The exhibition will explore the history and initial reaction to The Gross Clinic, using source materials from the 1876 Centennial Exposition in Philadelphia, including photographs and didactic panels, as well as the responses of contemporary viewers, which ranged from horror and revulsion to awe-struck praise. Three surviving preparatory studies for the painting and a new full-sized X-radiograph of The Gross Clinic will be presented to provide insight into Eakins’s painting process, supplemented by texts explaining the artist’s commitment to the academic ideal of correct pictorial tone and color. The exhibition will also include a documentary film produced by the Philadelphia Museum of Art, examining the artistic ideas that informed Eakins’s approach to painting, the way in which he used certain materials and techniques to achieve specific pictorial effects, and the reasons that many of his paintings—including The Gross Clinic—were altered by aggressive conservation treatments in the decades after his death in 1916.
This exhibition will include other important works such as The Agnew Clinic of 1889 (owned by the University of Pennsylvania) the artist’s second great clinic painting, as well as his Portrait of Dr.

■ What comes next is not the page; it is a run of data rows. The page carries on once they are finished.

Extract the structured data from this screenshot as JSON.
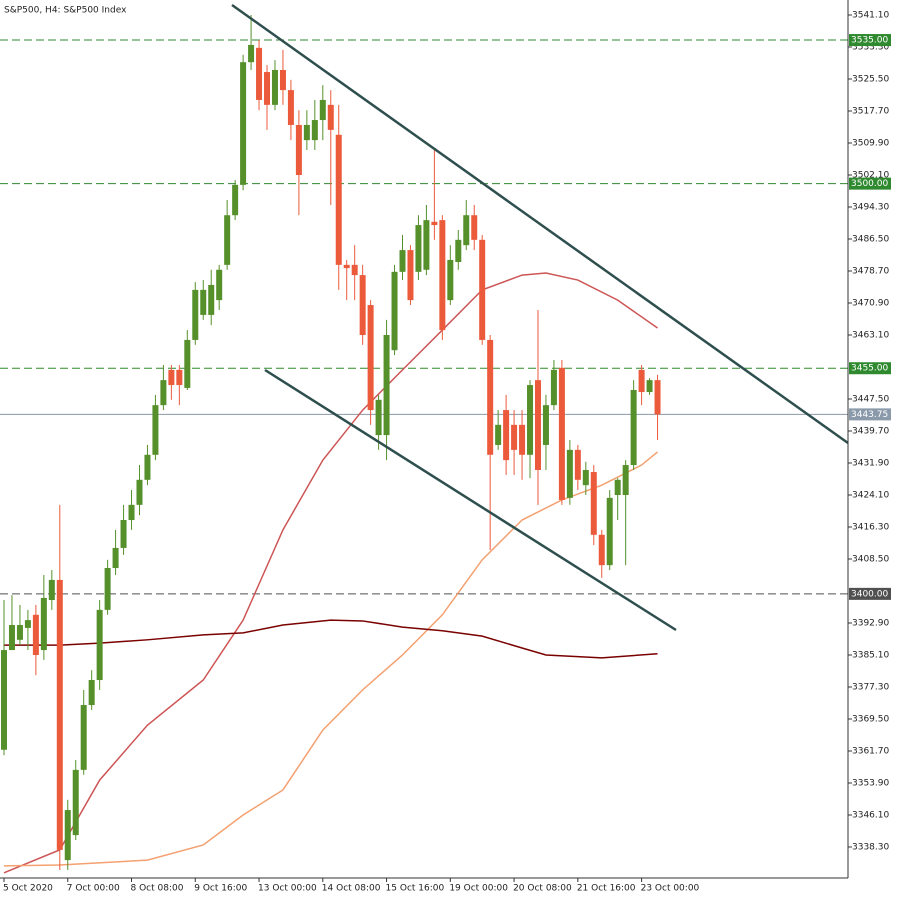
{
  "chart_data": {
    "type": "candlestick",
    "title": "S&P500, H4:  S&P500 Index",
    "categories": [
      "5 Oct 2020",
      null,
      null,
      null,
      null,
      null,
      null,
      null,
      "7 Oct 00:00",
      null,
      null,
      null,
      null,
      null,
      null,
      null,
      "8 Oct 08:00",
      null,
      null,
      null,
      null,
      null,
      null,
      null,
      "9 Oct 16:00",
      null,
      null,
      null,
      null,
      null,
      null,
      null,
      "13 Oct 00:00",
      null,
      null,
      null,
      null,
      null,
      null,
      null,
      "14 Oct 08:00",
      null,
      null,
      null,
      null,
      null,
      null,
      null,
      "15 Oct 16:00",
      null,
      null,
      null,
      null,
      null,
      null,
      null,
      "19 Oct 00:00",
      null,
      null,
      null,
      null,
      null,
      null,
      null,
      "20 Oct 08:00",
      null,
      null,
      null,
      null,
      null,
      null,
      null,
      "21 Oct 16:00",
      null,
      null,
      null,
      null,
      null,
      null,
      null,
      "23 Oct 00:00",
      null,
      null
    ],
    "open": [
      3362.0,
      3386.3,
      3388.8,
      3391.7,
      3394.9,
      3386.3,
      3398.5,
      3403.4,
      3335.1,
      3341.2,
      3357.1,
      3372.9,
      3379.0,
      3396.1,
      3406.3,
      3411.2,
      3418.0,
      3421.7,
      3427.8,
      3433.9,
      3446.0,
      3454.6,
      3454.6,
      3450.2,
      3461.9,
      3468.0,
      3468.0,
      3471.6,
      3480.2,
      3492.3,
      3499.7,
      3529.6,
      3533.1,
      3527.2,
      3519.2,
      3527.7,
      3522.8,
      3514.3,
      3510.6,
      3510.6,
      3515.5,
      3519.2,
      3511.9,
      3480.2,
      3480.2,
      3477.7,
      3470.4,
      3438.7,
      3438.7,
      3459.4,
      3478.5,
      3483.8,
      3478.5,
      3479.0,
      3490.7,
      3491.1,
      3471.6,
      3480.9,
      3485.0,
      3492.3,
      3486.3,
      3461.9,
      3436.3,
      3444.8,
      3441.2,
      3441.2,
      3433.9,
      3452.1,
      3436.3,
      3446.0,
      3455.1,
      3423.4,
      3435.1,
      3426.5,
      3429.7,
      3414.4,
      3407.0,
      3424.1,
      3424.1,
      3431.4,
      3454.6,
      3449.2,
      3452.1
    ],
    "high": [
      3398.5,
      3399.7,
      3397.3,
      3396.1,
      3397.3,
      3404.6,
      3405.8,
      3421.7,
      3349.8,
      3359.5,
      3376.6,
      3381.4,
      3398.5,
      3408.3,
      3415.6,
      3421.7,
      3425.3,
      3431.4,
      3436.3,
      3448.5,
      3455.8,
      3455.8,
      3455.8,
      3464.3,
      3476.0,
      3476.5,
      3479.0,
      3480.2,
      3496.0,
      3500.9,
      3531.4,
      3541.1,
      3535.0,
      3528.9,
      3530.1,
      3532.6,
      3525.3,
      3517.9,
      3517.9,
      3520.4,
      3524.0,
      3522.8,
      3519.2,
      3481.4,
      3485.0,
      3480.2,
      3471.6,
      3448.5,
      3466.8,
      3480.2,
      3487.5,
      3485.0,
      3492.3,
      3494.8,
      3508.2,
      3492.3,
      3485.0,
      3488.7,
      3496.0,
      3494.8,
      3487.5,
      3463.1,
      3444.8,
      3448.5,
      3444.8,
      3444.8,
      3452.1,
      3469.2,
      3448.5,
      3457.0,
      3457.0,
      3437.5,
      3436.3,
      3432.2,
      3431.4,
      3415.6,
      3425.3,
      3428.2,
      3432.6,
      3452.1,
      3455.8,
      3452.6,
      3453.4
    ],
    "low": [
      3360.7,
      3386.3,
      3387.5,
      3386.3,
      3380.2,
      3383.9,
      3396.1,
      3332.7,
      3332.7,
      3340.0,
      3355.9,
      3371.7,
      3376.6,
      3394.9,
      3404.6,
      3409.5,
      3415.6,
      3419.2,
      3426.5,
      3432.6,
      3444.8,
      3447.3,
      3446.0,
      3449.7,
      3460.7,
      3466.8,
      3465.5,
      3469.2,
      3479.0,
      3491.1,
      3498.4,
      3527.7,
      3517.9,
      3513.1,
      3517.9,
      3519.2,
      3510.6,
      3492.3,
      3508.2,
      3508.2,
      3510.6,
      3494.8,
      3474.1,
      3471.6,
      3471.6,
      3460.7,
      3441.2,
      3435.1,
      3432.6,
      3458.2,
      3476.5,
      3470.4,
      3476.5,
      3477.7,
      3486.3,
      3461.9,
      3470.4,
      3479.0,
      3483.8,
      3483.8,
      3460.7,
      3410.7,
      3435.1,
      3429.0,
      3429.0,
      3427.8,
      3428.2,
      3421.7,
      3430.2,
      3444.8,
      3421.7,
      3421.7,
      3425.3,
      3424.1,
      3411.9,
      3403.9,
      3405.8,
      3418.0,
      3407.0,
      3430.2,
      3446.0,
      3448.5,
      3437.5
    ],
    "close": [
      3386.3,
      3392.4,
      3392.4,
      3393.6,
      3385.1,
      3399.0,
      3403.4,
      3337.6,
      3347.3,
      3357.1,
      3372.9,
      3379.0,
      3396.1,
      3406.3,
      3411.2,
      3418.0,
      3421.7,
      3427.8,
      3433.9,
      3446.0,
      3452.1,
      3450.9,
      3450.9,
      3461.9,
      3474.1,
      3474.1,
      3475.3,
      3479.0,
      3492.3,
      3499.7,
      3529.6,
      3533.8,
      3520.4,
      3519.2,
      3527.7,
      3522.8,
      3514.3,
      3502.1,
      3514.3,
      3515.5,
      3520.4,
      3513.1,
      3480.2,
      3479.4,
      3477.7,
      3463.1,
      3444.8,
      3447.3,
      3463.1,
      3478.5,
      3483.8,
      3471.6,
      3489.9,
      3491.1,
      3489.9,
      3464.3,
      3481.4,
      3486.3,
      3492.3,
      3486.3,
      3461.9,
      3433.9,
      3441.2,
      3432.6,
      3435.1,
      3433.9,
      3450.9,
      3430.2,
      3446.0,
      3454.6,
      3422.9,
      3435.1,
      3427.8,
      3430.2,
      3414.4,
      3407.0,
      3423.4,
      3427.8,
      3431.4,
      3449.7,
      3449.2,
      3452.1,
      3443.75
    ],
    "up_color": "#55902b",
    "down_color": "#ec5a3c",
    "ylim": [
      3330.74,
      3544.76
    ],
    "yticks": [
      {
        "value": 3541.1,
        "label": "3541.10"
      },
      {
        "value": 3533.3,
        "label": "3533.30"
      },
      {
        "value": 3525.5,
        "label": "3525.50"
      },
      {
        "value": 3517.7,
        "label": "3517.70"
      },
      {
        "value": 3509.9,
        "label": "3509.90"
      },
      {
        "value": 3502.1,
        "label": "3502.10"
      },
      {
        "value": 3494.3,
        "label": "3494.30"
      },
      {
        "value": 3486.5,
        "label": "3486.50"
      },
      {
        "value": 3478.7,
        "label": "3478.70"
      },
      {
        "value": 3470.9,
        "label": "3470.90"
      },
      {
        "value": 3463.1,
        "label": "3463.10"
      },
      {
        "value": 3447.5,
        "label": "3447.50"
      },
      {
        "value": 3439.7,
        "label": "3439.70"
      },
      {
        "value": 3431.9,
        "label": "3431.90"
      },
      {
        "value": 3424.1,
        "label": "3424.10"
      },
      {
        "value": 3416.3,
        "label": "3416.30"
      },
      {
        "value": 3408.5,
        "label": "3408.50"
      },
      {
        "value": 3392.9,
        "label": "3392.90"
      },
      {
        "value": 3385.1,
        "label": "3385.10"
      },
      {
        "value": 3377.3,
        "label": "3377.30"
      },
      {
        "value": 3369.5,
        "label": "3369.50"
      },
      {
        "value": 3361.7,
        "label": "3361.70"
      },
      {
        "value": 3353.9,
        "label": "3353.90"
      },
      {
        "value": 3346.1,
        "label": "3346.10"
      },
      {
        "value": 3338.3,
        "label": "3338.30"
      }
    ],
    "overlays": [
      {
        "color": "#cd5555",
        "x": [
          0,
          7,
          12,
          18,
          25,
          30,
          35,
          40,
          45,
          50,
          55,
          60,
          65,
          68,
          72,
          77,
          82
        ],
        "values": [
          3332.0,
          3337.6,
          3354.6,
          3368.0,
          3379.0,
          3393.6,
          3415.6,
          3432.6,
          3444.8,
          3454.6,
          3464.3,
          3474.1,
          3477.7,
          3478.2,
          3476.5,
          3471.6,
          3464.8
        ]
      },
      {
        "color": "#f4a070",
        "x": [
          0,
          7,
          18,
          25,
          30,
          35,
          40,
          45,
          50,
          55,
          60,
          65,
          70,
          75,
          80,
          82
        ],
        "values": [
          3333.7,
          3333.9,
          3335.1,
          3338.8,
          3346.1,
          3352.2,
          3366.8,
          3376.6,
          3385.1,
          3394.9,
          3408.3,
          3418.0,
          3422.9,
          3426.5,
          3431.4,
          3434.6
        ]
      },
      {
        "color": "#7a0000",
        "x": [
          0,
          7,
          12,
          18,
          25,
          30,
          35,
          41,
          45,
          50,
          55,
          60,
          65,
          68,
          75,
          82
        ],
        "values": [
          3387.5,
          3387.5,
          3388.0,
          3388.8,
          3390.0,
          3390.5,
          3392.4,
          3393.6,
          3393.4,
          3391.9,
          3391.0,
          3389.7,
          3386.8,
          3385.1,
          3384.4,
          3385.4
        ]
      }
    ],
    "levels": [
      {
        "value": 3535,
        "label": "3535.00",
        "color": "#2f8a2f"
      },
      {
        "value": 3500,
        "label": "3500.00",
        "color": "#2f8a2f"
      },
      {
        "value": 3455,
        "label": "3455.00",
        "color": "#2f8a2f"
      },
      {
        "value": 3400,
        "label": "3400.00",
        "color": "#505050"
      }
    ],
    "current_price": {
      "value": 3443.75,
      "label": "3443.75",
      "color": "#8a9aaa"
    }
  }
}
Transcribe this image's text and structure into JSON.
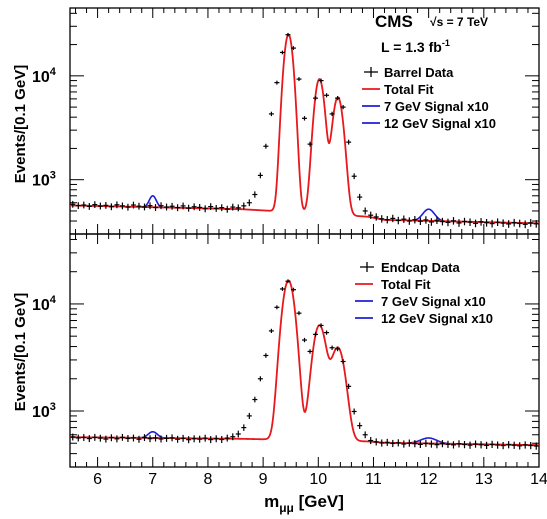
{
  "chart_data": [
    {
      "type": "scatter",
      "panel": "Barrel",
      "annotations": {
        "experiment": "CMS",
        "energy": "√s = 7 TeV",
        "lumi_label": "L = 1.3 fb",
        "lumi_exp": "-1"
      },
      "ylabel": "Events/[0.1 GeV]",
      "yscale": "log",
      "ylim": [
        300,
        45000
      ],
      "y_ticks": [
        {
          "v": 1000,
          "label": "10",
          "exp": "3"
        },
        {
          "v": 10000,
          "label": "10",
          "exp": "4"
        }
      ],
      "legend": {
        "position": "top-right",
        "entries": [
          "Barrel Data",
          "Total Fit",
          "7 GeV Signal x10",
          "12 GeV Signal x10"
        ]
      },
      "colors": {
        "data": "#000000",
        "fit": "#e8181c",
        "signal": "#1f1fd6"
      },
      "background": {
        "points": [
          [
            5.5,
            565
          ],
          [
            8.6,
            520
          ],
          [
            10.9,
            440
          ],
          [
            11.2,
            410
          ],
          [
            14.0,
            380
          ]
        ]
      },
      "peaks": [
        {
          "mass": 9.46,
          "height": 25000,
          "sigma": 0.075
        },
        {
          "mass": 10.02,
          "height": 9300,
          "sigma": 0.08
        },
        {
          "mass": 10.355,
          "height": 6200,
          "sigma": 0.085
        }
      ],
      "signals": [
        {
          "name": "7 GeV Signal x10",
          "mass": 7.0,
          "height": 700,
          "sigma": 0.06,
          "xmin": 6.8,
          "xmax": 7.2
        },
        {
          "name": "12 GeV Signal x10",
          "mass": 12.0,
          "height": 520,
          "sigma": 0.1,
          "xmin": 11.72,
          "xmax": 12.28
        }
      ],
      "data_points": [
        [
          5.55,
          580
        ],
        [
          5.65,
          563
        ],
        [
          5.75,
          571
        ],
        [
          5.85,
          553
        ],
        [
          5.95,
          576
        ],
        [
          6.05,
          558
        ],
        [
          6.15,
          566
        ],
        [
          6.25,
          549
        ],
        [
          6.35,
          573
        ],
        [
          6.45,
          560
        ],
        [
          6.55,
          544
        ],
        [
          6.65,
          570
        ],
        [
          6.75,
          556
        ],
        [
          6.85,
          547
        ],
        [
          6.95,
          562
        ],
        [
          7.05,
          540
        ],
        [
          7.15,
          562
        ],
        [
          7.25,
          546
        ],
        [
          7.35,
          555
        ],
        [
          7.45,
          538
        ],
        [
          7.55,
          559
        ],
        [
          7.65,
          532
        ],
        [
          7.75,
          549
        ],
        [
          7.85,
          541
        ],
        [
          7.95,
          525
        ],
        [
          8.05,
          551
        ],
        [
          8.15,
          530
        ],
        [
          8.25,
          538
        ],
        [
          8.35,
          520
        ],
        [
          8.45,
          545
        ],
        [
          8.55,
          536
        ],
        [
          8.65,
          560
        ],
        [
          8.75,
          600
        ],
        [
          8.85,
          720
        ],
        [
          8.95,
          1100
        ],
        [
          9.05,
          2100
        ],
        [
          9.15,
          4300
        ],
        [
          9.25,
          8600
        ],
        [
          9.35,
          16800
        ],
        [
          9.45,
          24900
        ],
        [
          9.55,
          18500
        ],
        [
          9.65,
          9300
        ],
        [
          9.75,
          3900
        ],
        [
          9.85,
          2200
        ],
        [
          9.95,
          6100
        ],
        [
          10.05,
          9000
        ],
        [
          10.15,
          6500
        ],
        [
          10.25,
          4300
        ],
        [
          10.35,
          6100
        ],
        [
          10.45,
          5000
        ],
        [
          10.55,
          2300
        ],
        [
          10.65,
          1080
        ],
        [
          10.75,
          680
        ],
        [
          10.85,
          500
        ],
        [
          10.95,
          455
        ],
        [
          11.05,
          438
        ],
        [
          11.15,
          420
        ],
        [
          11.25,
          412
        ],
        [
          11.35,
          424
        ],
        [
          11.45,
          405
        ],
        [
          11.55,
          417
        ],
        [
          11.65,
          400
        ],
        [
          11.75,
          412
        ],
        [
          11.85,
          398
        ],
        [
          11.95,
          410
        ],
        [
          12.05,
          392
        ],
        [
          12.15,
          407
        ],
        [
          12.25,
          395
        ],
        [
          12.35,
          388
        ],
        [
          12.45,
          402
        ],
        [
          12.55,
          383
        ],
        [
          12.65,
          396
        ],
        [
          12.75,
          390
        ],
        [
          12.85,
          380
        ],
        [
          12.95,
          393
        ],
        [
          13.05,
          385
        ],
        [
          13.15,
          378
        ],
        [
          13.25,
          390
        ],
        [
          13.35,
          382
        ],
        [
          13.45,
          375
        ],
        [
          13.55,
          386
        ],
        [
          13.65,
          379
        ],
        [
          13.75,
          372
        ],
        [
          13.85,
          384
        ],
        [
          13.95,
          376
        ]
      ]
    },
    {
      "type": "scatter",
      "panel": "Endcap",
      "ylabel": "Events/[0.1 GeV]",
      "xlabel": "m",
      "xlabel_sub": "μμ",
      "xlabel_unit": " [GeV]",
      "yscale": "log",
      "ylim": [
        300,
        45000
      ],
      "xlim": [
        5.5,
        14
      ],
      "x_ticks": [
        6,
        7,
        8,
        9,
        10,
        11,
        12,
        13,
        14
      ],
      "y_ticks": [
        {
          "v": 1000,
          "label": "10",
          "exp": "3"
        },
        {
          "v": 10000,
          "label": "10",
          "exp": "4"
        }
      ],
      "legend": {
        "position": "top-right",
        "entries": [
          "Endcap Data",
          "Total Fit",
          "7 GeV Signal x10",
          "12 GeV Signal x10"
        ]
      },
      "background": {
        "points": [
          [
            5.5,
            570
          ],
          [
            8.6,
            550
          ],
          [
            10.9,
            520
          ],
          [
            11.2,
            505
          ],
          [
            14.0,
            480
          ]
        ]
      },
      "peaks": [
        {
          "mass": 9.46,
          "height": 16500,
          "sigma": 0.1
        },
        {
          "mass": 10.02,
          "height": 6300,
          "sigma": 0.105
        },
        {
          "mass": 10.355,
          "height": 3900,
          "sigma": 0.11
        }
      ],
      "signals": [
        {
          "name": "7 GeV Signal x10",
          "mass": 7.0,
          "height": 640,
          "sigma": 0.08,
          "xmin": 6.75,
          "xmax": 7.25
        },
        {
          "name": "12 GeV Signal x10",
          "mass": 12.0,
          "height": 560,
          "sigma": 0.14,
          "xmin": 11.65,
          "xmax": 12.35
        }
      ],
      "data_points": [
        [
          5.55,
          572
        ],
        [
          5.65,
          560
        ],
        [
          5.75,
          566
        ],
        [
          5.85,
          553
        ],
        [
          5.95,
          568
        ],
        [
          6.05,
          558
        ],
        [
          6.15,
          547
        ],
        [
          6.25,
          563
        ],
        [
          6.35,
          550
        ],
        [
          6.45,
          568
        ],
        [
          6.55,
          554
        ],
        [
          6.65,
          560
        ],
        [
          6.75,
          545
        ],
        [
          6.85,
          565
        ],
        [
          6.95,
          552
        ],
        [
          7.05,
          560
        ],
        [
          7.15,
          548
        ],
        [
          7.25,
          556
        ],
        [
          7.35,
          562
        ],
        [
          7.45,
          545
        ],
        [
          7.55,
          556
        ],
        [
          7.65,
          540
        ],
        [
          7.75,
          551
        ],
        [
          7.85,
          546
        ],
        [
          7.95,
          558
        ],
        [
          8.05,
          541
        ],
        [
          8.15,
          551
        ],
        [
          8.25,
          542
        ],
        [
          8.35,
          559
        ],
        [
          8.45,
          575
        ],
        [
          8.55,
          610
        ],
        [
          8.65,
          700
        ],
        [
          8.75,
          900
        ],
        [
          8.85,
          1280
        ],
        [
          8.95,
          2000
        ],
        [
          9.05,
          3300
        ],
        [
          9.15,
          5600
        ],
        [
          9.25,
          9300
        ],
        [
          9.35,
          13800
        ],
        [
          9.45,
          16300
        ],
        [
          9.55,
          13600
        ],
        [
          9.65,
          8200
        ],
        [
          9.75,
          4600
        ],
        [
          9.85,
          3600
        ],
        [
          9.95,
          5200
        ],
        [
          10.05,
          6300
        ],
        [
          10.15,
          5400
        ],
        [
          10.25,
          3900
        ],
        [
          10.35,
          3800
        ],
        [
          10.45,
          2900
        ],
        [
          10.55,
          1700
        ],
        [
          10.65,
          990
        ],
        [
          10.75,
          730
        ],
        [
          10.85,
          600
        ],
        [
          10.95,
          530
        ],
        [
          11.05,
          515
        ],
        [
          11.15,
          503
        ],
        [
          11.25,
          510
        ],
        [
          11.35,
          498
        ],
        [
          11.45,
          505
        ],
        [
          11.55,
          492
        ],
        [
          11.65,
          502
        ],
        [
          11.75,
          496
        ],
        [
          11.85,
          488
        ],
        [
          11.95,
          500
        ],
        [
          12.05,
          492
        ],
        [
          12.15,
          485
        ],
        [
          12.25,
          496
        ],
        [
          12.35,
          489
        ],
        [
          12.45,
          483
        ],
        [
          12.55,
          494
        ],
        [
          12.65,
          486
        ],
        [
          12.75,
          480
        ],
        [
          12.85,
          491
        ],
        [
          12.95,
          484
        ],
        [
          13.05,
          478
        ],
        [
          13.15,
          488
        ],
        [
          13.25,
          481
        ],
        [
          13.35,
          476
        ],
        [
          13.45,
          485
        ],
        [
          13.55,
          479
        ],
        [
          13.65,
          473
        ],
        [
          13.75,
          482
        ],
        [
          13.85,
          476
        ],
        [
          13.95,
          471
        ]
      ]
    }
  ]
}
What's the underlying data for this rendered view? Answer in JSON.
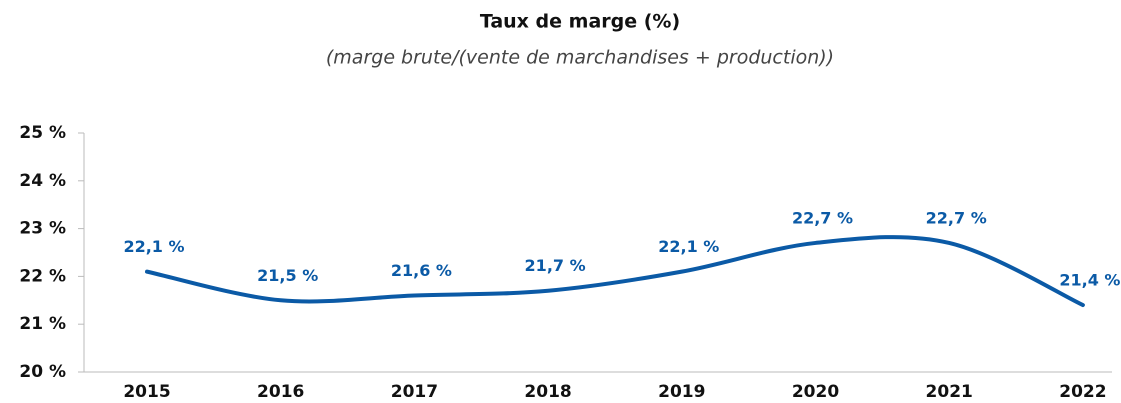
{
  "chart_data": {
    "type": "line",
    "title": "Taux de marge (%)",
    "subtitle": "(marge brute/(vente de marchandises + production))",
    "categories": [
      "2015",
      "2016",
      "2017",
      "2018",
      "2019",
      "2020",
      "2021",
      "2022"
    ],
    "series": [
      {
        "name": "Taux de marge",
        "color": "#0b5aa6",
        "values": [
          22.1,
          21.5,
          21.6,
          21.7,
          22.1,
          22.7,
          22.7,
          21.4
        ],
        "value_labels": [
          "22,1 %",
          "21,5 %",
          "21,6 %",
          "21,7 %",
          "22,1 %",
          "22,7 %",
          "22,7 %",
          "21,4 %"
        ]
      }
    ],
    "ylim": [
      20,
      25
    ],
    "yticks": [
      {
        "value": 20,
        "label": "20 %"
      },
      {
        "value": 21,
        "label": "21 %"
      },
      {
        "value": 22,
        "label": "22 %"
      },
      {
        "value": 23,
        "label": "23 %"
      },
      {
        "value": 24,
        "label": "24 %"
      },
      {
        "value": 25,
        "label": "25 %"
      }
    ],
    "smooth": true
  }
}
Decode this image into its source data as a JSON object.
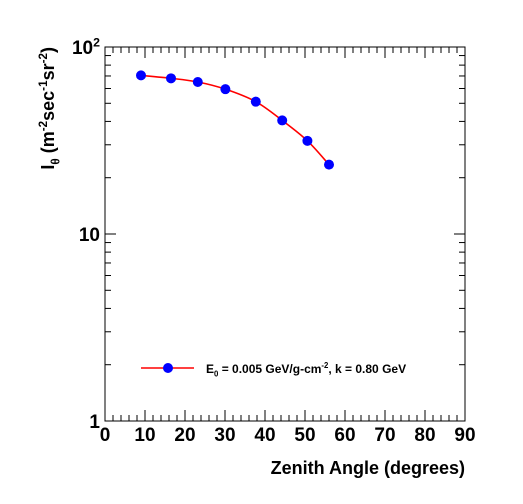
{
  "chart_data": {
    "type": "line",
    "xlabel": "Zenith Angle (degrees)",
    "ylabel": {
      "parts": [
        {
          "t": "I",
          "s": 0
        },
        {
          "t": "θ",
          "s": -1
        },
        {
          "t": " (m",
          "s": 0
        },
        {
          "t": "-2",
          "s": 1
        },
        {
          "t": "sec",
          "s": 0
        },
        {
          "t": "-1",
          "s": 1
        },
        {
          "t": "sr",
          "s": 0
        },
        {
          "t": "-2",
          "s": 1
        },
        {
          "t": ")",
          "s": 0
        }
      ]
    },
    "xlim": [
      0,
      90
    ],
    "ylim": [
      1,
      100
    ],
    "yscale": "log",
    "x_ticks": [
      0,
      10,
      20,
      30,
      40,
      50,
      60,
      70,
      80,
      90
    ],
    "x_tick_labels": [
      "0",
      "10",
      "20",
      "30",
      "40",
      "50",
      "60",
      "70",
      "80",
      "90"
    ],
    "y_tick_labels": [
      {
        "value": 1,
        "parts": [
          {
            "t": "1",
            "s": 0
          }
        ]
      },
      {
        "value": 10,
        "parts": [
          {
            "t": "10",
            "s": 0
          }
        ]
      },
      {
        "value": 100,
        "parts": [
          {
            "t": "10",
            "s": 0
          },
          {
            "t": "2",
            "s": 1
          }
        ]
      }
    ],
    "grid": false,
    "series": [
      {
        "marker_color": "#0000ff",
        "line_color": "#ff0000",
        "x": [
          9,
          16.5,
          23.2,
          30.1,
          37.7,
          44.3,
          50.6,
          56.0
        ],
        "y": [
          70.5,
          68.0,
          65.0,
          59.5,
          51.0,
          40.5,
          31.5,
          23.5
        ]
      }
    ],
    "legend": {
      "position": "bottom-center",
      "parts": [
        {
          "t": "E",
          "s": 0
        },
        {
          "t": "0",
          "s": -1
        },
        {
          "t": " = 0.005 GeV/g-cm",
          "s": 0
        },
        {
          "t": "-2",
          "s": 1
        },
        {
          "t": ", k = 0.80 GeV",
          "s": 0
        }
      ]
    }
  }
}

Benjamin H. Rand of 1874 (Crystal Bridges Museum), which was Eakins’s first full-length portrait of a doctor.
The Gross Clinic is owned jointly by the Philadelphia Museum of Art and the Pennsylvania Academy of the Fine Arts, thanks to the successful campaign launched by the two institutions in 2006 to keep the painting in Philadelphia when it was offered for sale by Thomas Jefferson University. The Gross Clinic will move to the Pennsylvania Academy of the Fine Arts for a period of three years following the close of this exhibition in January.